Conscients de l’urgence d’atteindre les objectifs de développement durable (ODD) d’ici 2030, les dirigeants mondiaux, mais aussi des représentants des institutions financières et des banques multilatérales de développement, des personnalités du secteur privé et de la société civile, ont participé mercredi à un Dialogue de haut niveau sur le financement du développement.
Objectif : présenter des solutions innovantes et pratiques visant à prodiguer un meilleur financement et à s’attaquer à la grande fracture financière entre pays développés et pays en développement qui menace la réalisation des ODD.
Libérer les pays du piège de la dette
« Les pays en développement sont confrontés à des coûts d’emprunt jusqu’à huit fois plus élevés que ceux des pays développés », a averti le Secrétaire général de l’ONU, António Guterres, dans un discours d’ouverture de ce dialogue de haut niveau intitulé « Financer les ODD pour un monde où personne n’est laissé pour compte » et organisé en marge du débat général annuel de l’Assemblée générale des Nations Unies.

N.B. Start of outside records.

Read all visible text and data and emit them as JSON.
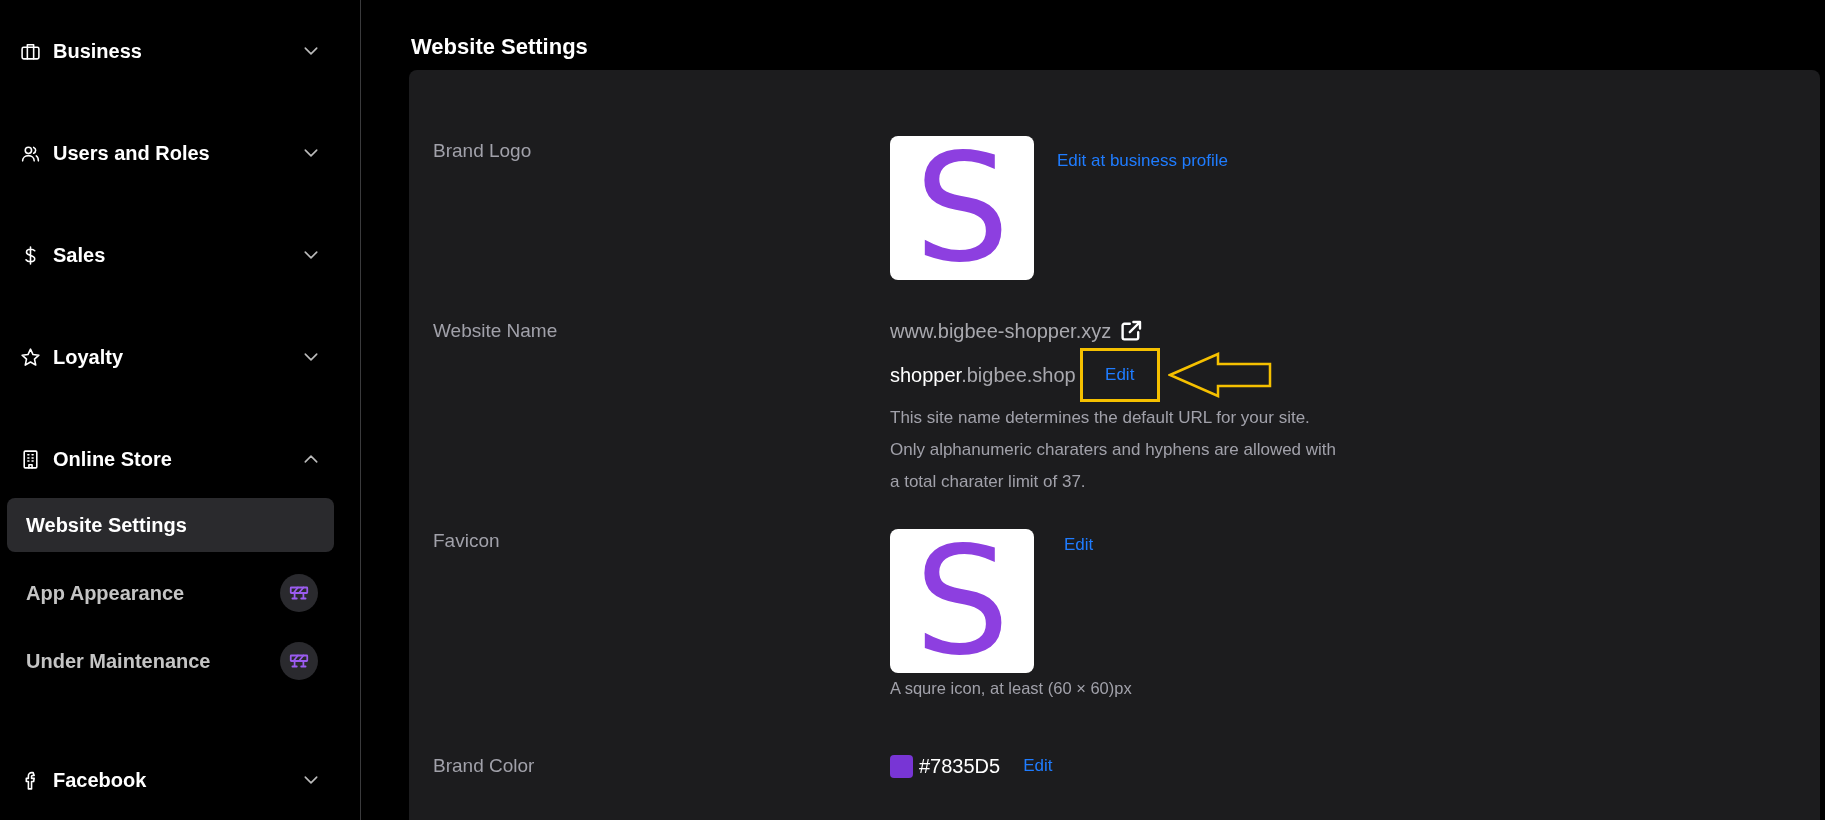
{
  "sidebar": {
    "groups": [
      {
        "label": "Business",
        "expanded": false
      },
      {
        "label": "Users and Roles",
        "expanded": false
      },
      {
        "label": "Sales",
        "expanded": false
      },
      {
        "label": "Loyalty",
        "expanded": false
      },
      {
        "label": "Online Store",
        "expanded": true,
        "children": [
          {
            "label": "Website Settings",
            "selected": true,
            "badge": false
          },
          {
            "label": "App Appearance",
            "selected": false,
            "badge": true
          },
          {
            "label": "Under Maintenance",
            "selected": false,
            "badge": true
          }
        ]
      },
      {
        "label": "Facebook",
        "expanded": false
      }
    ]
  },
  "page": {
    "title": "Website Settings"
  },
  "settings": {
    "brand_logo": {
      "label": "Brand Logo",
      "letter": "S",
      "link": "Edit at business profile"
    },
    "website_name": {
      "label": "Website Name",
      "url": "www.bigbee-shopper.xyz",
      "subdomain": "shopper",
      "domain": ".bigbee.shop",
      "edit": "Edit",
      "highlighted": true,
      "description": "This site name determines the default URL for your site. Only alphanumeric charaters and hyphens are allowed with a total charater limit of 37."
    },
    "favicon": {
      "label": "Favicon",
      "letter": "S",
      "edit": "Edit",
      "caption": "A squre icon, at least (60 × 60)px"
    },
    "brand_color": {
      "label": "Brand Color",
      "color": "#7835d5",
      "value": "#7835D5",
      "edit": "Edit"
    }
  }
}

« Ce piège de la dette expose un pays sur trois dans le monde à un risque élevé de crise budgétaire. Et Plus de 40% des personnes touchées par l’extrême pauvreté vivent dans des pays confrontés à de graves problèmes d’endettement », a ajouté le chef de l’ONU.
Organisé tous les quatre ans depuis 2015 dans le cadre de l’Assemblée générale, à la suite de l’adoption du Programme d’action d’Addis-Abeba – la feuille de route pour le financement des ODD, cet événement a lieu à une période critique, au moment où seulement 15% des cibles des ODD sont en bonne voie.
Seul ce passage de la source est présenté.